Add Performance testing to AutoDevOps
With the work going on in https://gitlab.com/gitlab-org/gitlab-ee/merge_requests/3507, we will be able to display changes in performance directly within the Merge Request.
This is very similar to how CodeQuality was built. The changes in GitLab itself expect a specific job name to contain a specific file, performance.json
in this case. To help customers, we will document some example CI jobs that they can use as a starting point.
For example:
- docker pull registry.gitlab.com/joshlambert/gitlab-exporter/sitespeed-gitlab:master
- docker run --shm-size=1g --rm -v "$(pwd)":/sitespeed.io registry.gitlab.com/joshlambert/gitlab-exporter/sitespeed-gitlab:master --plugins.add /gitlab-exporter --outputFolder . https://gitlab.com/gitlab-org/gitlab-ce/issues/1 https://gitlab.com/gitlab-org/gitlab-ee/merge_requests/3507
- mv data/performance.json performance.json
(Note I am working to find a proper home for the container, it is simply the default sitespeed container with an extra JS file included.)
While that documentation work is being done however, we also should ensure we add this to the AutoDevOps template so it is included for easy customer usage and full scope.
I was envisioning the one of the three following paths: starting up a new "performance" dynamic environment, leveraging the existing review apps, or spin up an environment silently during the job itself.
Performance dynamic environments
The flow would be the following:
- Start a temporary environment
- Kick off the sitespeed tests against it, in the future load tests (not at the same time)
- Shut down the temporary environment
Some thoughts on this model:
- Given that we also want to expand scope to load testing, it would seem beneficial to use the same environment for both tests.
- Given current CI support, I think this would require three additional stages: deploy performance environment, run performance tests, clean up environment. This is pretty undesirable, and really clutters up the UI.
- We'd want to pass the
CI_ENVIRONMENT_SLUG
from the stage where it was started to the stage where the performance tests are run, so we know where the environment can be reached.
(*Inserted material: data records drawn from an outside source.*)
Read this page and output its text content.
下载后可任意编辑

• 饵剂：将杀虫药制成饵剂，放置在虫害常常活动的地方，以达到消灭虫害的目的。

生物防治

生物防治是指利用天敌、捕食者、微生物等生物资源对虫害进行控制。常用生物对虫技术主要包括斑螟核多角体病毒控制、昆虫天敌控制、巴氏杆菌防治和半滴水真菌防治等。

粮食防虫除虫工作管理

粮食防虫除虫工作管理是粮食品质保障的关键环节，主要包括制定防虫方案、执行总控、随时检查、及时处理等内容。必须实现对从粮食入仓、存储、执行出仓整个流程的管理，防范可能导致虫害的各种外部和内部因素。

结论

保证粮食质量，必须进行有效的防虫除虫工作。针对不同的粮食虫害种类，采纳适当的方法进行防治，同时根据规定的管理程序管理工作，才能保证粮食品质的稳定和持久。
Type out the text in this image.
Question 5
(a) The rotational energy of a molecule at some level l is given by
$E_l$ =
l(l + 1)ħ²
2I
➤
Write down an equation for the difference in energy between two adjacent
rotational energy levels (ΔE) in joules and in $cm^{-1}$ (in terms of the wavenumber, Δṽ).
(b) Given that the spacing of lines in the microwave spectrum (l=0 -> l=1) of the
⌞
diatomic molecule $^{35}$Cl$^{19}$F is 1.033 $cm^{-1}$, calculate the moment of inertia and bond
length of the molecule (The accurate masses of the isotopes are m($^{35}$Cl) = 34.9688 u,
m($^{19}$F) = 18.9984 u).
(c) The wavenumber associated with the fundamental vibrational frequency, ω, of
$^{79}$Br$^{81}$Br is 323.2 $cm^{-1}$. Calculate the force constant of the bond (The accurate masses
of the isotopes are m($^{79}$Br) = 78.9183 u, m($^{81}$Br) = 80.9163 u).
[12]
Unfortunately this variable is not set on jobs that do not deploy the environment, you can fake this out by adding theenvironment
label but it reports that this job deploys and it does not.
Leverage existing review app
This would simply leverage the existing Review apps that we already spin up, simplifying the pipeline significantly.
Some thoughts on this:
- We currently don't spin up Review apps for the
master
branch, which would mean we have nothing to compare a branch to defeating much of the purpose. - The issue with the
CI_ENVIRONMENT_SLUG
would remain here, as well as some risk that interaction with the environment by a user or another test could invalidate the results. - This is cleaner from an infrastructure perspective, we'd just need to add a job for
master
.
Single job which deploys, tests, and cleans up
The final option is to build a single job which deploys a new environment, runs the performance test, and then cleans up. Fully self-contained.
Some thoughts:
- Less re-use of code and more changes required to build a single job to do all of this
- Environments are not shared, which is a good thing from a test reliability standpoint, but will take longer to complete and potentially use more resources if tests run in parallel
I have the dynamic performance environments working here: https://gitlab.com/joshlambert/performance-devops/tree/master
It needs cleanup but is functional, the additional stages add complexity for sure though.
I think the best solution would be to have the deploy self-contained within the single job. This is the cleanest from a pipeline standpoint, UX, as well as offers isolation between test environments (barring the VM's stepping on each other on a single host).
@bikebilly and @ayufan do you have thoughts here?